Lauren laughed, nodding her head. She’d been there, dragging her models to open auditions alongside many other models, hoping they’d be chosen. It is simply not the way they should be doing things if they want to realign themselves with our company motto.

“I like your approach. It will make our model availabilities clearer, and it won’t feel like they’re always busy, whilst nothing is getting done at the same time.” Brendan continued. “We need some sort of output measure that ties to our profit and loss measures as well, so we can show accounting that implementing our plans is producing the right financial results.”

“We’ll let Serena and Andrew finish their auditions and workshops for the day and schedule a mandatory meeting tomorrow to go over this. We might be on uncertain waters for a while, but it is nothing we can’t handle. As for the profit and loss measures, I have a few advertisement jobs lined up as well which I’ll add to the task management board so we can work our schedule around these. The key takeaway is that we are scheduling to deliver on our customer’s needs without compromising our current financial situation or branding. You know, Lauren, I do hope it is the test shoots that we discover we should be scheduling. My gut says it is, and these are billable events. So, the more of them we do the better.”

“Brendon, I think your gut is right, but let’s test and find out for sure. Once everyone’s on board with this approach, we can present a more unified outlook during our company-wide board meeting in front of our CEO.”

“Sounds reasonable. By doing this, we will have, I think you called it, a system constraint which is going to help us stay on track easier, and ensure the models have time for their career management activities” Brendan agreed.

“You might not like this though,” added Lauren. “We also need a meaningful change in reporting lines. Having us each focus on managing our own departments doesn’t synchronise us; we fight because we see each other as a disruptor, an obstacle to be pushed aside in pursuit of our own goals. We need a unifying measure that goes across all our departments.”

“Right, did you have something in mind then, Lauren?”

“I was thinking you’re the right fit.”

Brendan looked at her in surprise, making Lauren smile and explain.

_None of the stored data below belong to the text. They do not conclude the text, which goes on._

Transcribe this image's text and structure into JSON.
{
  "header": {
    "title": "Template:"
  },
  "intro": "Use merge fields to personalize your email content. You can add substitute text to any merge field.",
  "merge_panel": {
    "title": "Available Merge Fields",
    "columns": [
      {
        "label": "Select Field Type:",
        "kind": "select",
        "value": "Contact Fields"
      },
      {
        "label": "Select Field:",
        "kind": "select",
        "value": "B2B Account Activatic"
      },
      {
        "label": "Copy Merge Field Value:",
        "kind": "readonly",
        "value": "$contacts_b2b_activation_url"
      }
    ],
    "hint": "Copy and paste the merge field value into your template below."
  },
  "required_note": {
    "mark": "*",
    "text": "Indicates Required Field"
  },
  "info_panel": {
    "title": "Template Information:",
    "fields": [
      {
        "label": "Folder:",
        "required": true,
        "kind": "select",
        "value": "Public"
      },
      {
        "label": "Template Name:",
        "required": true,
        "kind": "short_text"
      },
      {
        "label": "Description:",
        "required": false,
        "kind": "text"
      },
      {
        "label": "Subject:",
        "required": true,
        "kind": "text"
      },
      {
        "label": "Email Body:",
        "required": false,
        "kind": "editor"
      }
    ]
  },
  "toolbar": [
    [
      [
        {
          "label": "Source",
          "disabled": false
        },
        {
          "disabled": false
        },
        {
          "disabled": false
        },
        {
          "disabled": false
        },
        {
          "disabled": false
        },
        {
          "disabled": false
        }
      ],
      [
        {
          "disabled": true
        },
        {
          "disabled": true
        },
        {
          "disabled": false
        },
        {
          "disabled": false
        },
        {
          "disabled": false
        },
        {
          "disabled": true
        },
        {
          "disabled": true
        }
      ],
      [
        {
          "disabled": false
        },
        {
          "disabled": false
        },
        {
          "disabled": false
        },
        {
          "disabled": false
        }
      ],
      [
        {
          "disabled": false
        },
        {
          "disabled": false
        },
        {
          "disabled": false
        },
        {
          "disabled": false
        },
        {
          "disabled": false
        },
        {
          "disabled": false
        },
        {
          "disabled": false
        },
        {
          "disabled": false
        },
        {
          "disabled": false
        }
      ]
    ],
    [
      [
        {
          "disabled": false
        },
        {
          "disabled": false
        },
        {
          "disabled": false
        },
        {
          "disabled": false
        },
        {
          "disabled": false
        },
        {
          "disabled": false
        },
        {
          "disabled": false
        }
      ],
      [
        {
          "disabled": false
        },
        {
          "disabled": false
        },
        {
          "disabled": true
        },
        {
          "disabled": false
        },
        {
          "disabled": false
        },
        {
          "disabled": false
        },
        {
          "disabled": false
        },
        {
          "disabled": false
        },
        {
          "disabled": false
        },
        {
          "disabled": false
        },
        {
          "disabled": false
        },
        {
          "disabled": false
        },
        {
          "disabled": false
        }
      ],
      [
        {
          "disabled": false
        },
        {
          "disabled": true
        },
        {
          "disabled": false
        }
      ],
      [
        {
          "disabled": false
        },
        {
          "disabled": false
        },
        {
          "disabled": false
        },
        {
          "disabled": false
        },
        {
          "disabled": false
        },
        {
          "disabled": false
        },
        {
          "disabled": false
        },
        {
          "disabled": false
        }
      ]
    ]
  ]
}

“You’re our head of marketing and I was thinking, instead of Serena and I looking for clients and going for open auditions, we’ll let you facilitate that exclusively since this is outside of our scope, anyway. You’ll still be setting up jobs for our models but there won’t be anyone else making decisions behind the scenes that will clash with the schedule you produce.”

Brendan nodded, prompting Lauren to go on.

 

“This way, Serena and I will be organising our models based strictly on your schedules. Andrew will have a transparent schedule, where he can see the model’s available time for scheduling in career management activities.”

“Hem, I think I should say thank you, but… All right let’s try that, we can always change it back when the test results are in. I’ll work through it with Serena, Andrew, and yourself,” Brendan offered, making Lauren nod gratefully.

“Thanks, Brendan. I have a few meetings with a local magazine editor and another fashion house director, so I’ll grab the models from the workshop as soon as it’s done and head out. This will be the last meetings I’ll be organising so as not to step on your toes!”

“All the best!” Brendan smiled, before he checked his watch. “Andrew should be just about done.”

Lauren stood up on cue and, with a wave, left the office in search of some of their veteran models who were more familiar with meeting clients and performing test shoots and walks for them. There would be a more comprehensive meeting tomorrow with the rest of the missing crew, so they could jump straight into actioning the points Lauren and Brendan spoke about. For now, though, Lauren needed to focus her day on explaining the changes to those affected.